There are many confections available to satisfy a sweet tooth, but one that melts the hearts of many is rich, creamy caramel. Both young and old adore this treat that can be enjoyed on its own or paired with other ingredients to create an extra-delicious delight.
Caramel is a candy staple in the United States and abroad, but few people know the interesting history and fascinating facts that make this treat so unique. Check out these caramel facts that will make you love this sweet treat even more:
1. People have enjoyed caramels for hundreds of years. The first types of caramels were hard candies that date back to the 17th century. In America, the settlers cooked sugar and water together to make these sweet treats. Caramels were a candy staple for many years because the ingredients were affordable, they were easy to make at home and they had a long shelf life.
2. The word “caramel” is derived from “caramelo.” The word caramel was first recorded in the English language in 1725. Its roots are from the French and Spanish word “caramelo.”
3. Before chocolate, Milton Hershey produced caramels.
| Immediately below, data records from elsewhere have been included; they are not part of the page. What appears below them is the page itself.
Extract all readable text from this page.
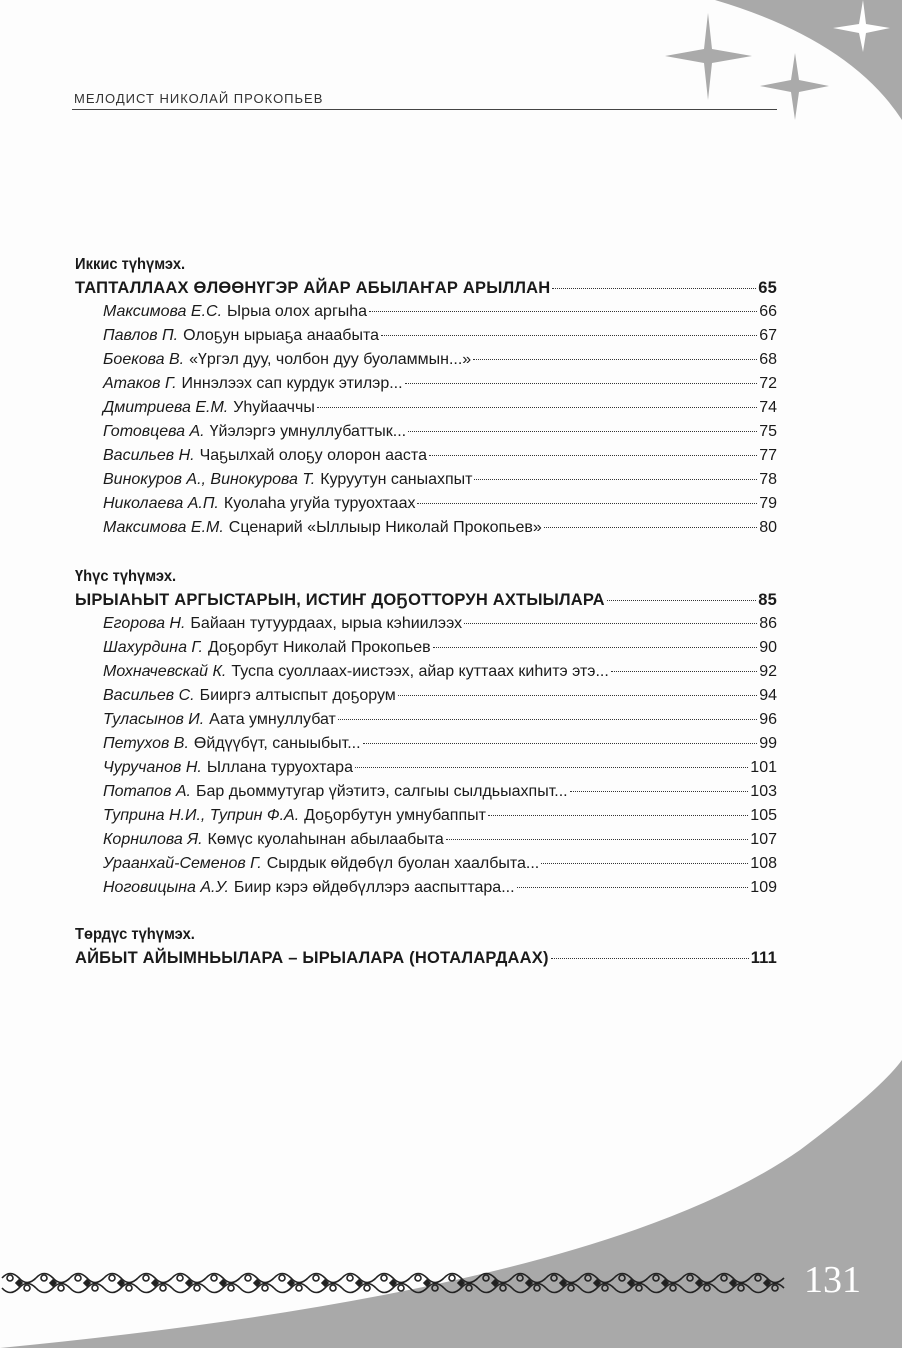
МЕЛОДИСТ НИКОЛАЙ ПРОКОПЬЕВ
Иккис түһүмэх.
ТАПТАЛЛААХ ӨЛӨӨНҮГЭР АЙАР АБЫЛАҤАР АРЫЛЛАН	65
Максимова Е.С. Ырыа олох аргыһа	66
Павлов П. Олоҕун ырыаҕа анаабыта	67
Боекова В. «Үргэл дуу, чолбон дуу буоламмын...»	68
Атаков Г. Иннэлээх сап курдук этилэр...	72
Дмитриева Е.М. Уһуйааччы	74
Готовцева А. Үйэлэргэ умнуллубаттык...	75
Васильев Н. Чаҕылхай олоҕу олорон ааста	77
Винокуров А., Винокурова Т. Куруутун саныахпыт	78
Николаева А.П. Куолаһа угуйа туруохтаах	79
Максимова Е.М. Сценарий «Ыллыыр Николай Прокопьев»	80
Үһүс түһүмэх.
ЫРЫАҺЫТ АРГЫСТАРЫН, ИСТИҤ ДОҔОТТОРУН АХТЫЫЛАРА	85
Егорова Н. Байаан тутуурдаах, ырыа кэһиилээх	86
Шахурдина Г. Доҕорбут Николай Прокопьев	90
Мохначевскай К. Туспа суоллаах-иистээх, айар куттаах киһитэ этэ...	92
Васильев С. Бииргэ алтыспыт доҕорум	94
Туласынов И. Аата умнуллубат	96
Петухов В. Өйдүүбүт, саныыбыт...	99
Чуручанов Н. Ыллана туруохтара	101
Потапов А. Бар дьоммутугар үйэтитэ, салгыы сылдьыахпыт...	103
Туприна Н.И., Туприн Ф.А. Доҕорбутун умнубаппыт	105
Корнилова Я. Көмүс куолаһынан абылаабыта	107
Ураанхай-Семенов Г. Сырдык өйдөбүл буолан хаалбыта...	108
Ноговицына А.У. Биир кэрэ өйдөбүллэрэ ааспыттара...	109
Төрдүс түһүмэх.
АЙБЫТ АЙЫМНЬЫЛАРА – ЫРЫАЛАРА (НОТАЛАРДААХ)	111
131
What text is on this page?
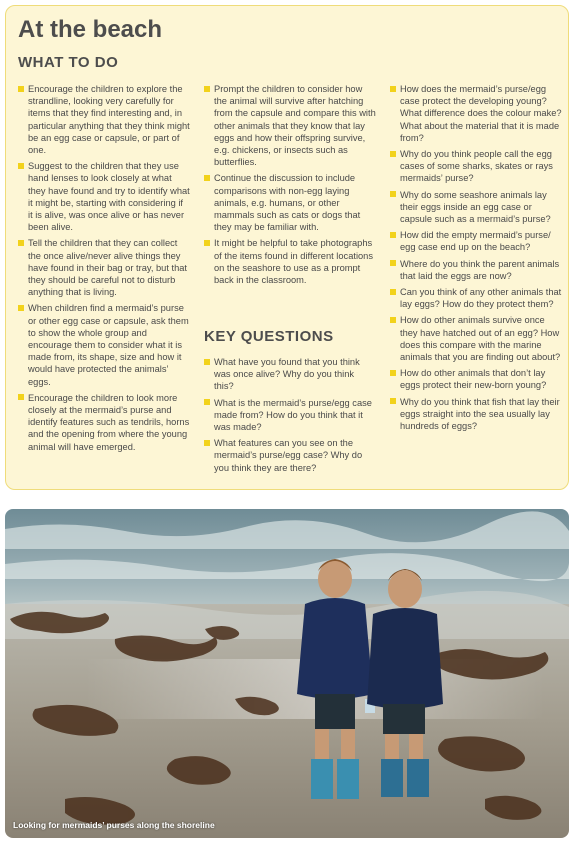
At the beach
WHAT TO DO
Encourage the children to explore the strandline, looking very carefully for items that they find interesting and, in particular anything that they think might be an egg case or capsule, or part of one.
Suggest to the children that they use hand lenses to look closely at what they have found and try to identify what it might be, starting with considering if it is alive, was once alive or has never been alive.
Tell the children that they can collect the once alive/never alive things they have found in their bag or tray, but that they should be careful not to disturb anything that is living.
When children find a mermaid’s purse or other egg case or capsule, ask them to show the whole group and encourage them to consider what it is made from, its shape, size and how it would have protected the animals’ eggs.
Encourage the children to look more closely at the mermaid’s purse and identify features such as tendrils, horns and the opening from where the young animal will have emerged.
Prompt the children to consider how the animal will survive after hatching from the capsule and compare this with other animals that they know that lay eggs and how their offspring survive, e.g. chickens, or insects such as butterflies.
Continue the discussion to include comparisons with non-egg laying animals, e.g. humans, or other mammals such as cats or dogs that they may be familiar with.
It might be helpful to take photographs of the items found in different locations on the seashore to use as a prompt back in the classroom.
KEY QUESTIONS
What have you found that you think was once alive? Why do you think this?
What is the mermaid’s purse/egg case made from? How do you think that it was made?
What features can you see on the mermaid’s purse/egg case? Why do you think they are there?
How does the mermaid’s purse/egg case protect the developing young? What difference does the colour make? What about the material that it is made from?
Why do you think people call the egg cases of some sharks, skates or rays mermaids’ purse?
Why do some seashore animals lay their eggs inside an egg case or capsule such as a mermaid’s purse?
How did the empty mermaid’s purse/ egg case end up on the beach?
Where do you think the parent animals that laid the eggs are now?
Can you think of any other animals that lay eggs? How do they protect them?
How do other animals survive once they have hatched out of an egg? How does this compare with the marine animals that you are finding out about?
How do other animals that don’t lay eggs protect their new-born young?
Why do you think that fish that lay their eggs straight into the sea usually lay hundreds of eggs?
Looking for mermaids’ purses along the shoreline
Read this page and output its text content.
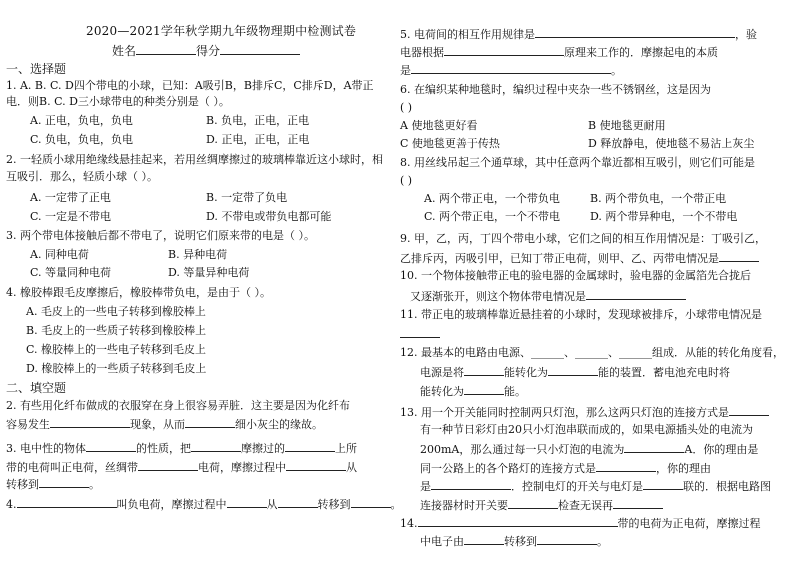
2020—2021学年秋学期九年级物理期中检测试卷
姓名	得分
一、选择题
1. A. B. C. D四个带电的小球，已知：A吸引B，B排斥C，C排斥D，A带正
电．则B. C. D三小球带电的种类分别是（ ）。
A. 正电，负电，负电	B. 负电，正电，正电
C. 负电，负电，负电	D. 正电，正电，正电
2. 一轻质小球用绝缘线悬挂起来，若用丝绸摩擦过的玻璃棒靠近这小球时，相
互吸引．那么，轻质小球（ ）。
A. 一定带了正电	B. 一定带了负电
C. 一定是不带电	D. 不带电或带负电都可能
3. 两个带电体接触后都不带电了，说明它们原来带的电是（ ）。
A. 同种电荷	B. 异种电荷
C. 等量同种电荷	D. 等量异种电荷
4. 橡胶棒跟毛皮摩擦后，橡胶棒带负电，是由于（ ）。
A. 毛皮上的一些电子转移到橡胶棒上
B. 毛皮上的一些质子转移到橡胶棒上
C. 橡胶棒上的一些电子转移到毛皮上
D. 橡胶棒上的一些质子转移到毛皮上
二、填空题
2. 有些用化纤布做成的衣服穿在身上很容易弄脏．这主要是因为化纤布
容易发生	现象，从而	细小灰尘的缘故。
3. 电中性的物体	的性质，把	摩擦过的	上所
带的电荷叫正电荷，丝绸带	电荷，摩擦过程中	从
转移到	。
4.	叫负电荷，摩擦过程中	从	转移到	。
5. 电荷间的相互作用规律是	，验
电器根据	原理来工作的．摩擦起电的本质
是	。
6. 在编织某种地毯时，编织过程中夹杂一些不锈钢丝，这是因为
( )
A 使地毯更好看	B 使地毯更耐用
C 使地毯更善于传热	D 释放静电，使地毯不易沾上灰尘
8. 用丝线吊起三个通草球，其中任意两个靠近都相互吸引，则它们可能是
( )
A. 两个带正电，一个带负电	B. 两个带负电，一个带正电
C. 两个带正电，一个不带电	D. 两个带异种电，一个不带电
9. 甲，乙，丙，丁四个带电小球，它们之间的相互作用情况是：丁吸引乙，
乙排斥丙，丙吸引甲，已知丁带正电荷，则甲、乙、丙带电情况是
10. 一个物体接触带正电的验电器的金属球时，验电器的金属箔先合拢后
又逐渐张开，则这个物体带电情况是
11. 带正电的玻璃棒靠近悬挂着的小球时，发现球被排斥，小球带电情况是
12. 最基本的电路由电源、______、______、______组成．从能的转化角度看，
电源是将	能转化为	能的装置．蓄电池充电时将
能转化为	能。
13. 用一个开关能同时控制两只灯泡，那么这两只灯泡的连接方式是
有一种节日彩灯由20只小灯泡串联而成的，如果电源插头处的电流为
200mA，那么通过每一只小灯泡的电流为	A．你的理由是
同一公路上的各个路灯的连接方式是	，你的理由
是	．控制电灯的开关与电灯是	联的．根据电路图
连接器材时开关要	检查无误再
14.	带的电荷为正电荷，摩擦过程
中电子由	转移到	。
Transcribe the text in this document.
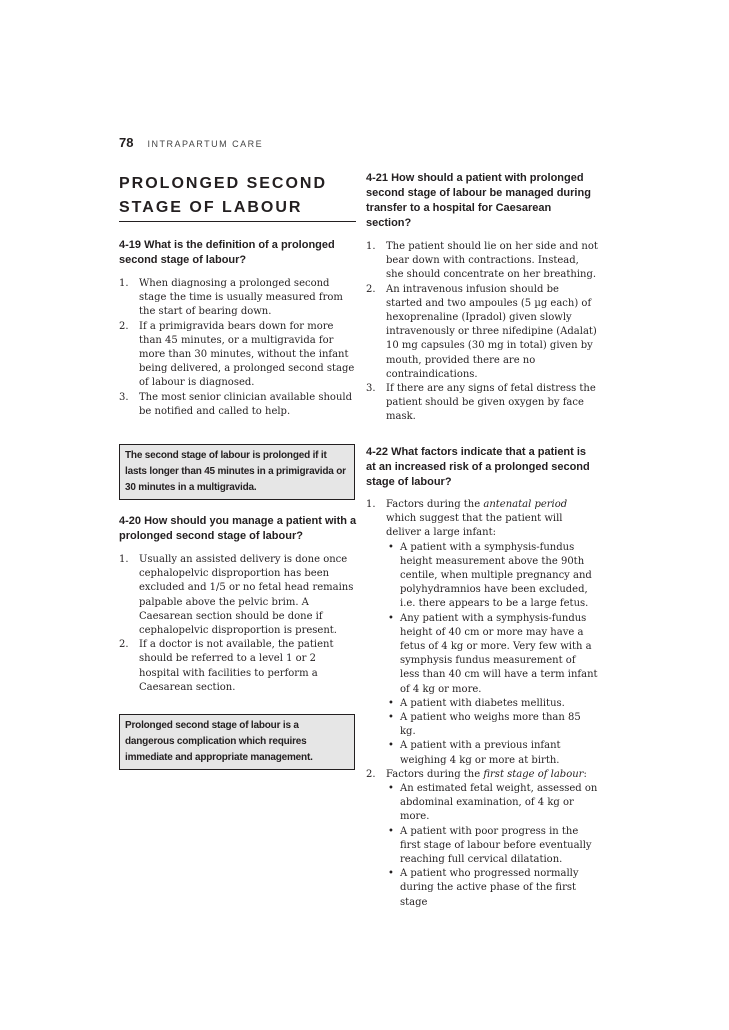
78 INTRAPARTUM CARE
PROLONGED SECOND STAGE OF LABOUR

4-19 What is the definition of a prolonged second stage of labour?

1. When diagnosing a prolonged second stage the time is usually measured from the start of bearing down.
2. If a primigravida bears down for more than 45 minutes, or a multigravida for more than 30 minutes, without the infant being delivered, a prolonged second stage of labour is diagnosed.
3. The most senior clinician available should be notified and called to help.
The second stage of labour is prolonged if it lasts longer than 45 minutes in a primigravida or 30 minutes in a multigravida.

4-20 How should you manage a patient with a prolonged second stage of labour?

1. Usually an assisted delivery is done once cephalopelvic disproportion has been excluded and 1/5 or no fetal head remains palpable above the pelvic brim. A Caesarean section should be done if cephalopelvic disproportion is present.
2. If a doctor is not available, the patient should be referred to a level 1 or 2 hospital with facilities to perform a Caesarean section.
Prolonged second stage of labour is a dangerous complication which requires immediate and appropriate management.

4-21 How should a patient with prolonged second stage of labour be managed during transfer to a hospital for Caesarean section?

1. The patient should lie on her side and not bear down with contractions. Instead, she should concentrate on her breathing.
2. An intravenous infusion should be started and two ampoules (5 µg each) of hexoprenaline (Ipradol) given slowly intravenously or three nifedipine (Adalat) 10 mg capsules (30 mg in total) given by mouth, provided there are no contraindications.
3. If there are any signs of fetal distress the patient should be given oxygen by face mask.

4-22 What factors indicate that a patient is at an increased risk of a prolonged second stage of labour?

1. Factors during the antenatal period which suggest that the patient will deliver a large infant:
• A patient with a symphysis-fundus height measurement above the 90th centile, when multiple pregnancy and polyhydramnios have been excluded, i.e. there appears to be a large fetus.
• Any patient with a symphysis-fundus height of 40 cm or more may have a fetus of 4 kg or more. Very few with a symphysis fundus measurement of less than 40 cm will have a term infant of 4 kg or more.
• A patient with diabetes mellitus.
• A patient who weighs more than 85 kg.
• A patient with a previous infant weighing 4 kg or more at birth.
2. Factors during the first stage of labour:
• An estimated fetal weight, assessed on abdominal examination, of 4 kg or more.
• A patient with poor progress in the first stage of labour before eventually reaching full cervical dilatation.
• A patient who progressed normally during the active phase of the first stage
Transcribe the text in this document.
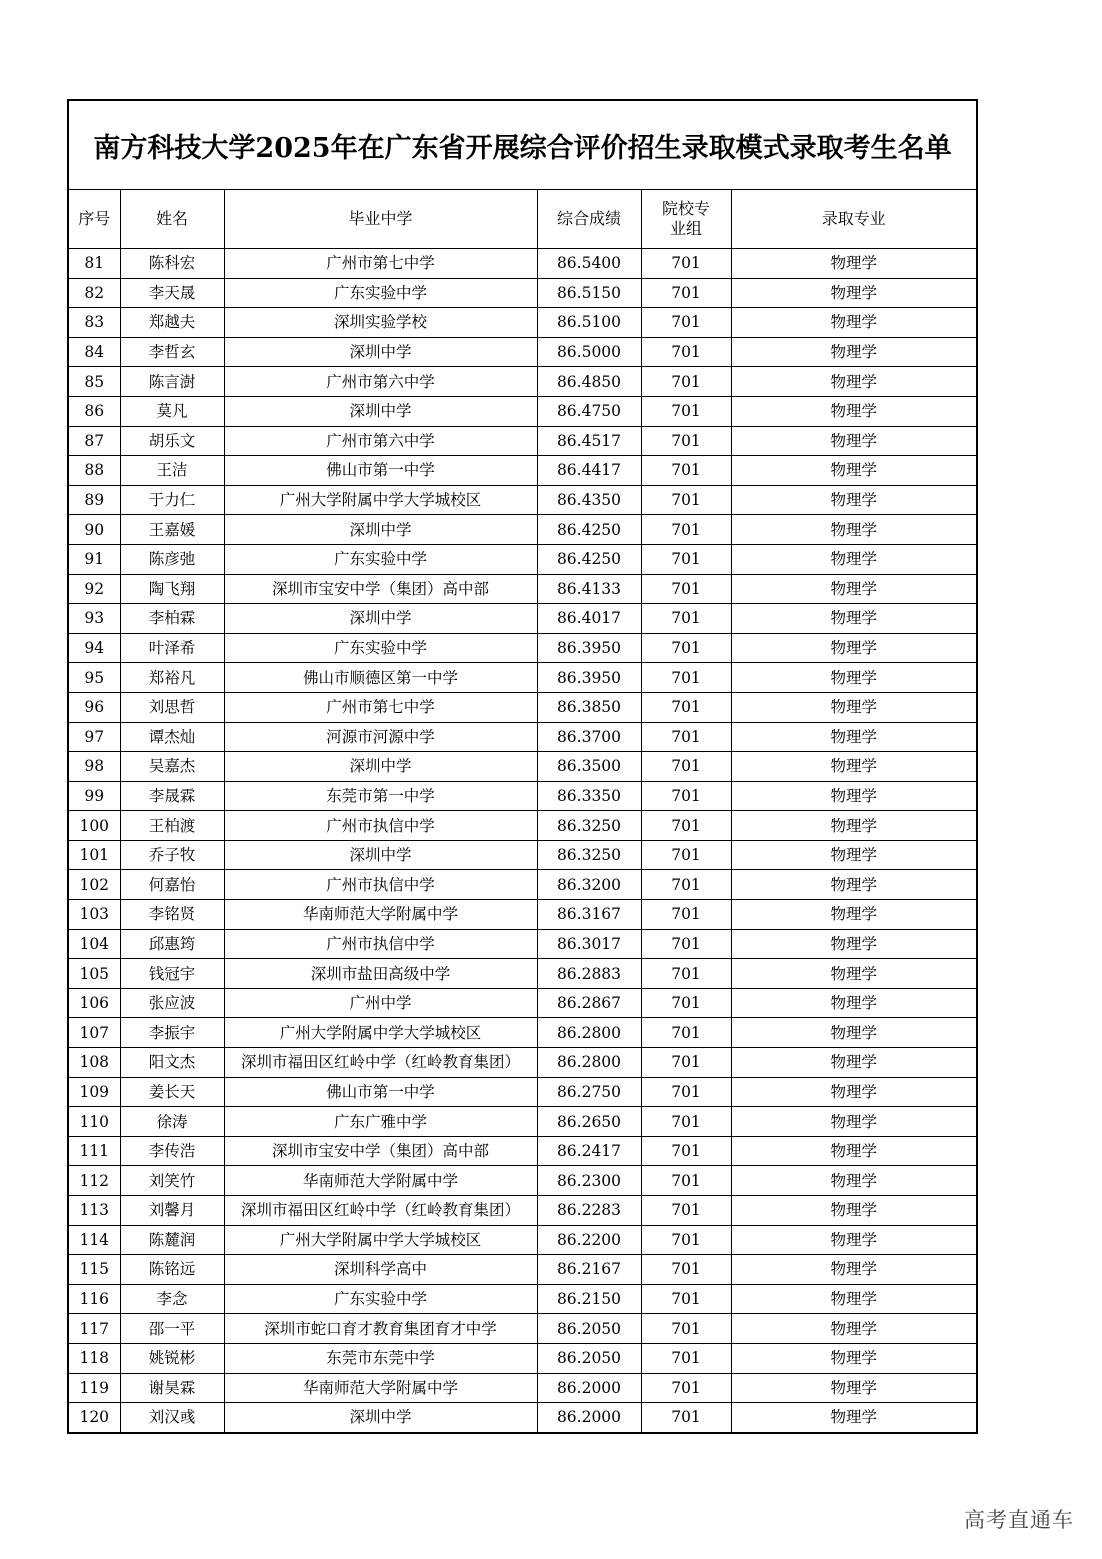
南方科技大学2025年在广东省开展综合评价招生录取模式录取考生名单
序号	姓名	毕业中学	综合成绩	院校专业组	录取专业
81	陈科宏	广州市第七中学	86.5400	701	物理学
82	李天晟	广东实验中学	86.5150	701	物理学
83	郑越夫	深圳实验学校	86.5100	701	物理学
84	李哲玄	深圳中学	86.5000	701	物理学
85	陈言澍	广州市第六中学	86.4850	701	物理学
86	莫凡	深圳中学	86.4750	701	物理学
87	胡乐文	广州市第六中学	86.4517	701	物理学
88	王洁	佛山市第一中学	86.4417	701	物理学
89	于力仁	广州大学附属中学大学城校区	86.4350	701	物理学
90	王嘉媛	深圳中学	86.4250	701	物理学
91	陈彦弛	广东实验中学	86.4250	701	物理学
92	陶飞翔	深圳市宝安中学（集团）高中部	86.4133	701	物理学
93	李柏霖	深圳中学	86.4017	701	物理学
94	叶泽希	广东实验中学	86.3950	701	物理学
95	郑裕凡	佛山市顺德区第一中学	86.3950	701	物理学
96	刘思哲	广州市第七中学	86.3850	701	物理学
97	谭杰灿	河源市河源中学	86.3700	701	物理学
98	吴嘉杰	深圳中学	86.3500	701	物理学
99	李晟霖	东莞市第一中学	86.3350	701	物理学
100	王柏渡	广州市执信中学	86.3250	701	物理学
101	乔子牧	深圳中学	86.3250	701	物理学
102	何嘉怡	广州市执信中学	86.3200	701	物理学
103	李铭贤	华南师范大学附属中学	86.3167	701	物理学
104	邱惠筠	广州市执信中学	86.3017	701	物理学
105	钱冠宇	深圳市盐田高级中学	86.2883	701	物理学
106	张应波	广州中学	86.2867	701	物理学
107	李振宇	广州大学附属中学大学城校区	86.2800	701	物理学
108	阳文杰	深圳市福田区红岭中学（红岭教育集团）	86.2800	701	物理学
109	姜长天	佛山市第一中学	86.2750	701	物理学
110	徐涛	广东广雅中学	86.2650	701	物理学
111	李传浩	深圳市宝安中学（集团）高中部	86.2417	701	物理学
112	刘笑竹	华南师范大学附属中学	86.2300	701	物理学
113	刘馨月	深圳市福田区红岭中学（红岭教育集团）	86.2283	701	物理学
114	陈麓润	广州大学附属中学大学城校区	86.2200	701	物理学
115	陈铭远	深圳科学高中	86.2167	701	物理学
116	李念	广东实验中学	86.2150	701	物理学
117	邵一平	深圳市蛇口育才教育集团育才中学	86.2050	701	物理学
118	姚锐彬	东莞市东莞中学	86.2050	701	物理学
119	谢昊霖	华南师范大学附属中学	86.2000	701	物理学
120	刘汉彧	深圳中学	86.2000	701	物理学
高考直通车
In 1886, Milton Hershey began his first successful confectionery business. The Lancaster Caramel Company shipped caramels across the U.S. and to Europe, causing the candy’s popularity to skyrocket.
The Lancaster Caramel Company established Hershey’s reputation in the confectionery industry and provided the foundation for the launch of The Hershey Company, which first produced sweet chocolate as a coating for the caramels before creating the iconic Hershey’s Milk Chocolate bar. Fast forward over a century, and the original recipe is reimagined with new Lancaster Caramel Soft Cremes. These new caramels are carefully crafted to ensure a rich, creamy, melt-in-your mouth sensation. Available in caramel, caramel and vanilla, and raspberry and vanilla flavors, these new confections offer a modern twist on a classic and timeless treat.
4. Caramel’s main ingredients are surprisingly simple. Today, caramel has two main ingredients: milk and sugar. When heated together to a high temperature, the milk helps make the caramel soft and creamy.